Question

Suppose that f is twice differentiable on an open interval I. If f' increases on I, then the graph of f is concave up.

true or false?

explain?

Answer 1

If f(x) increases on some interval, then f'(x) will be positive on that same interval

If f ' (x) increases on some interval, then f '' (x) will be positive on that same interval

So if f ' (x) increases on some interval, then f(x) will be concave up on that same interval.

Answer 2

So, if it's decreasing on the interval then its concave down

Answer 3

you got it

Answer 4

What about..

For c in I, if f '(c)=0 and f ''(c)<0 then f has a local minimum at x=c

and

If the point (c,f(c)) is a point of inflection, then f ''(c)=0

Answer 5

f '(c)=0 implies that there is an extrema at the point (c, f(c))

we don't know if this extrema is a local min, max, or a saddle point.
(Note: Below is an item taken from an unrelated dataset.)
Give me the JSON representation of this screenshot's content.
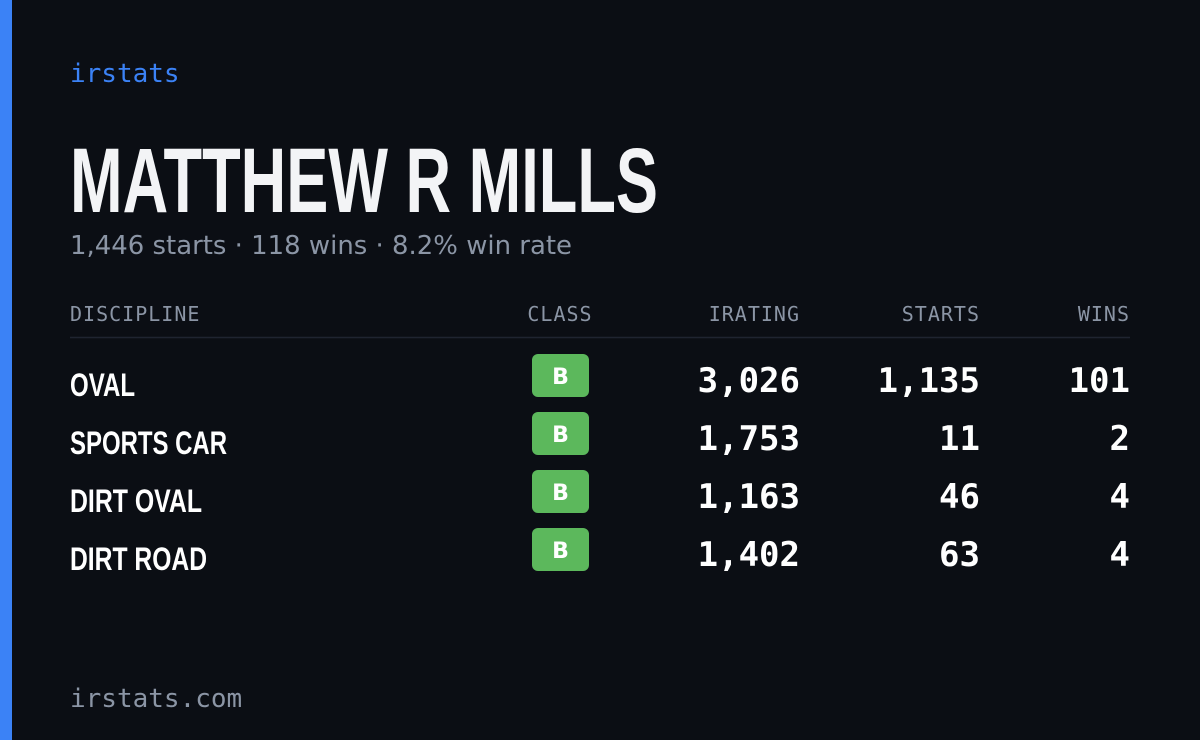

However, since f '' (c) < 0 in this same interval, this means f(x) is concave down

so there's a local max (NOT min) at (c, f(c)) when f ' (c) = 0 and f '' (c) < 0

Answer 6

so the statement

For c in I, if f '(c)=0 and f ''(c)<0 then f has a local minimum at x=c

is false

Answer 7

If the point (c,f(c)) is a point of inflection, then f ''(c)=0

is true because this is how you find the point of inflection: you derive f twice to get f '', then you find the roots of f ''

Answer 8

thank you!

Answer 9

np